The New Mexico Dream Team discussed immigrants’ rights and resources at a community gathering at South Valley Academy Monday.

Isaac de Luna, an undergraduate student at the University of New Mexico and the communications director for the NM Dream Team, addressed what to do if Immigration and Customs Enforcement, or ICE, were to come to a community member’s home.

The tips included:

There is no obligation to open the door to anyone.

Keep in mind the right to remain silent.

Do not sign anything — even if they present what seems to be an order for removal — unless an attorney is present.

Create an emergency plan to secure family members and possessions.

De Luna said the NM Dream Team’s Deportation Defense Department provides resources to help families create emergency plans.

During the community gathering the NM Dream Team placed community members in different scenarios to help them prepare for situations in which ICE comes to a home.
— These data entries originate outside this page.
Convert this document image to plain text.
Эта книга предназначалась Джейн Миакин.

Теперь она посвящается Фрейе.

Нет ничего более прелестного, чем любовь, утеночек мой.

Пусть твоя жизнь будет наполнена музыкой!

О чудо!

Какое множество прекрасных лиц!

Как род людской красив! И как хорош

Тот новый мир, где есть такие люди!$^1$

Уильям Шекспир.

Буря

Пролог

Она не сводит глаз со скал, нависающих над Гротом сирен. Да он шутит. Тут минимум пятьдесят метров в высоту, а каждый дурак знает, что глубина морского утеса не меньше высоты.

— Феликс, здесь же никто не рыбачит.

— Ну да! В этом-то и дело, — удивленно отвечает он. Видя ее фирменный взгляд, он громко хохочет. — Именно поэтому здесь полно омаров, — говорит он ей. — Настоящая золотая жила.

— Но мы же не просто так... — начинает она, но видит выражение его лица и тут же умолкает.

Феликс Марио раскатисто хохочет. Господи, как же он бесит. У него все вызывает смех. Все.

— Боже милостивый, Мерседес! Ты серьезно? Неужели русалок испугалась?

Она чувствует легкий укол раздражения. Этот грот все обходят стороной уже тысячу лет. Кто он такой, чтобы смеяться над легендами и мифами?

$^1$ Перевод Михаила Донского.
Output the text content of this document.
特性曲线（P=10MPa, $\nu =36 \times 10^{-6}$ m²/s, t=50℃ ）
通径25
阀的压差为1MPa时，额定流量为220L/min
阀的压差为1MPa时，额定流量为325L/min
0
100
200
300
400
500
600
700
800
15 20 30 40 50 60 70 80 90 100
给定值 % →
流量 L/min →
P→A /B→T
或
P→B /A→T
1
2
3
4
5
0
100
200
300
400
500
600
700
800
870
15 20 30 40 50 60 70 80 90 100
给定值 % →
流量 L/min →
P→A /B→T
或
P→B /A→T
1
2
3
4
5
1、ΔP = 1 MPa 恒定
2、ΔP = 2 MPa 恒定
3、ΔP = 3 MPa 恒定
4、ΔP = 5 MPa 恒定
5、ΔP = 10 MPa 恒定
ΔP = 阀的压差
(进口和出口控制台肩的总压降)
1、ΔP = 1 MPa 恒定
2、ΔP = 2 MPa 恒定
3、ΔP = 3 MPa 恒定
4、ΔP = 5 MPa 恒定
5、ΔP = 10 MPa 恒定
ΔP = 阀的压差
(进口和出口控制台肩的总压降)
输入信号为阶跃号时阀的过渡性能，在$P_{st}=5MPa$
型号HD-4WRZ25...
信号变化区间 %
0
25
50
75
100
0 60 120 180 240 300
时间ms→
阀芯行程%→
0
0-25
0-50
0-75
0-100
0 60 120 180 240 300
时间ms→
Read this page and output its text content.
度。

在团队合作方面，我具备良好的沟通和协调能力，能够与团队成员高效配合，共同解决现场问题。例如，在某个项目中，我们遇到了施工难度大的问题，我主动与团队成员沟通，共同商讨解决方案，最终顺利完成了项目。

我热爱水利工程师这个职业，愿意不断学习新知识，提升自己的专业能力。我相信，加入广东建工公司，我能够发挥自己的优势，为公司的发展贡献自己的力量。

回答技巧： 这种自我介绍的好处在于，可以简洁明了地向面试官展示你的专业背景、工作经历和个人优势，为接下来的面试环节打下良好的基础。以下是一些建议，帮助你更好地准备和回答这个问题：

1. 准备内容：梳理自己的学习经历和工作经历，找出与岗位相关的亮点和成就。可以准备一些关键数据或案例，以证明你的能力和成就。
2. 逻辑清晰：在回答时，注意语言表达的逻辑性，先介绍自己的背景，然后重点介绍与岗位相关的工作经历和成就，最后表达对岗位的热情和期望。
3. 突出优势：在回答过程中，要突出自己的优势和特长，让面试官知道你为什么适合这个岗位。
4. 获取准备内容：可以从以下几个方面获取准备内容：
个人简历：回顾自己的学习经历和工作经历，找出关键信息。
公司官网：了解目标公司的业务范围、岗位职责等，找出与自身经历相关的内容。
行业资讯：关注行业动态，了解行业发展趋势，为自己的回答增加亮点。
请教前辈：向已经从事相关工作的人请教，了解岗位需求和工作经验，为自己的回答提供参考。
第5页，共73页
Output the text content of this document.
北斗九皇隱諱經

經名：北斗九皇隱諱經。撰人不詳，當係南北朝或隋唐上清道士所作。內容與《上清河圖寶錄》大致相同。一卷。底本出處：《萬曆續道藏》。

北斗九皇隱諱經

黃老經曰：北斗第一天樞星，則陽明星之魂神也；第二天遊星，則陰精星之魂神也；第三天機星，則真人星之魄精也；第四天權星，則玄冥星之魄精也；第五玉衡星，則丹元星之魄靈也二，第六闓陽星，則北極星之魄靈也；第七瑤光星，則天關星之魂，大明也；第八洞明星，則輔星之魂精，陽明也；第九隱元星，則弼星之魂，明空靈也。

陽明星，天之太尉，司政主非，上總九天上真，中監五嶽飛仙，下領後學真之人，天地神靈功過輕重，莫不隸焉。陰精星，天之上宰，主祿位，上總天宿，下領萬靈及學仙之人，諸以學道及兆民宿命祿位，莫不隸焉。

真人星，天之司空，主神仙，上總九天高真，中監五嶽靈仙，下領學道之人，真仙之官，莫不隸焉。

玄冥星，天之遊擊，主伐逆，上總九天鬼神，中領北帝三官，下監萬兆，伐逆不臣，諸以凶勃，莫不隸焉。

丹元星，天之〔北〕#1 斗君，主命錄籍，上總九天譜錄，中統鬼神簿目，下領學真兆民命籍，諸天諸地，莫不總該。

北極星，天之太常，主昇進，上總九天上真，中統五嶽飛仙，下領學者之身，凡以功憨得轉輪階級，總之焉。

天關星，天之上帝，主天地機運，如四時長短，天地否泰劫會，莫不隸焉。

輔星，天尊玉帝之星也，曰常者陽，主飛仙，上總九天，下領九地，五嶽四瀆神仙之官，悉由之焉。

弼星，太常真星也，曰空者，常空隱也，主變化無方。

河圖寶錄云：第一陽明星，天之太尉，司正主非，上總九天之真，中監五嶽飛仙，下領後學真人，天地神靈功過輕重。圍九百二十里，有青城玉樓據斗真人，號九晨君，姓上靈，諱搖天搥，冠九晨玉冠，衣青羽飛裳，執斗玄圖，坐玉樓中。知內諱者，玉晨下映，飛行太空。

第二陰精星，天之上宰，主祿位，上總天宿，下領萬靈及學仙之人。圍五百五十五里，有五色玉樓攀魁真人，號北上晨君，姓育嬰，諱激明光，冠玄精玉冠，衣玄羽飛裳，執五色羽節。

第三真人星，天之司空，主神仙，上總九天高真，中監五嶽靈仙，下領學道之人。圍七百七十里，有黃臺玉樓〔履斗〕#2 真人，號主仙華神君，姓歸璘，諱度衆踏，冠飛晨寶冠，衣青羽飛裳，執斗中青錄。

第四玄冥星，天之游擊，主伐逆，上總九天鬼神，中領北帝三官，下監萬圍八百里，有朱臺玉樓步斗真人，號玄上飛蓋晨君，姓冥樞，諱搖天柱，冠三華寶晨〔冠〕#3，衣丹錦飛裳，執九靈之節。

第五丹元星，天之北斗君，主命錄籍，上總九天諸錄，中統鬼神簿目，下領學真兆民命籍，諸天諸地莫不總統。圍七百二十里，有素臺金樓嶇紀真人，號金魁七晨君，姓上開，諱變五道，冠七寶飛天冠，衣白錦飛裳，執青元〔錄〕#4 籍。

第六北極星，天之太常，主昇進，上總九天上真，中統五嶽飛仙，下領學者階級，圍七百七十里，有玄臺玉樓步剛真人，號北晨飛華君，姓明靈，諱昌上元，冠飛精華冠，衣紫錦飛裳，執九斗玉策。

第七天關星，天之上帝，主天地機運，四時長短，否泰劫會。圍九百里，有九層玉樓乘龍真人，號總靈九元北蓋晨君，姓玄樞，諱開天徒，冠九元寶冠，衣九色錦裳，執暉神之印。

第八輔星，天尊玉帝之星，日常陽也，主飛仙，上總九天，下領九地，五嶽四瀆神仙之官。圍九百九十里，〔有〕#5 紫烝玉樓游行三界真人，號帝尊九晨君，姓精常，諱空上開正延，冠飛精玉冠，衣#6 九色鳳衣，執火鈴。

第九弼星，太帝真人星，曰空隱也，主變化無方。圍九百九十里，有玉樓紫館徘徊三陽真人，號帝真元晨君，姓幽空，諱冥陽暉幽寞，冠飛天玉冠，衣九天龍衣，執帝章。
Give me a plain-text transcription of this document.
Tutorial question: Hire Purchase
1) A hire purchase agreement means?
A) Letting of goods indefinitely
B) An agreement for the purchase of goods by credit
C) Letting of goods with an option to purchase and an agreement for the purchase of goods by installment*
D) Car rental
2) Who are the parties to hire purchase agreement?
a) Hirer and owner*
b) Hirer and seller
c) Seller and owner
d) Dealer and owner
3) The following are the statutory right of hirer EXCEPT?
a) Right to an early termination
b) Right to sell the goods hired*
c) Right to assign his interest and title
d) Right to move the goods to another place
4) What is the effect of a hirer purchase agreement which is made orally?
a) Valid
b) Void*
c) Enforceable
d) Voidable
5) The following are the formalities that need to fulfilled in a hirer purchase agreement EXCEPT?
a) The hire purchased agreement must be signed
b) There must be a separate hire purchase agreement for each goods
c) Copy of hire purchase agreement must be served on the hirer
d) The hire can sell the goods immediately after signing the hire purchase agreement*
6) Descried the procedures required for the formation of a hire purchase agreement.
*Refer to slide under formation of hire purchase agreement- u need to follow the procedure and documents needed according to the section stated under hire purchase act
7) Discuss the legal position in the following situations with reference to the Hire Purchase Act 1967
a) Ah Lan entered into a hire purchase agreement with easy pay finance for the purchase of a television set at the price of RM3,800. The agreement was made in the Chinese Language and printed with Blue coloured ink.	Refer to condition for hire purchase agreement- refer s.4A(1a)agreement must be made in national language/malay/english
They also demonstrated what to do if pulled over.

Felipe Rodriguez, the NM Dream Team’s field organizer, said people should record every part of an interaction with ICE and not answer if ICE asks for documentation.

“Under the Trump administration we’ve seen an increase in the detention and arrest of immigrants across the country,” de Luna said. “We know that the Trump administration has said that (immigrants) are criminals, but the reality is that in the majority of cases, non-criminal immigrants are also being swept up by ICE and their enforcement tactics.”

The NM Dream Team has a hotline (1 844-363-1423, extension 102) that can be used to determine if ICE or other activity in the area has been spotted, and can be used as a resource to report any activity, de Luna said.

The American Civil Liberties Union created an app in New Mexico called Justice New Mexico. Through this app, people can record an incident with immigration enforcement or law enforcement and store it in a database with ACLU, de Luna said. That information can be used as evidence for legal cases.

“As we learn about these cases we also help people or families develop campaigns to fight the deportation of their loved one,” de Luna said.

The meeting ended with groups of people sharing their stories with one another.

Alejandra Ramirez Solano, a junior at UNM majoring in psychology with a minor in Spanish and in the pre-medical program, attended the event. She said she is a Deferred Action for Childhood Arrivals recipient and a spokesperson for the New Mexico Dream Team.

“We wanted to just come together as a community and pretty much just show people that they’re not alone,” Solano said.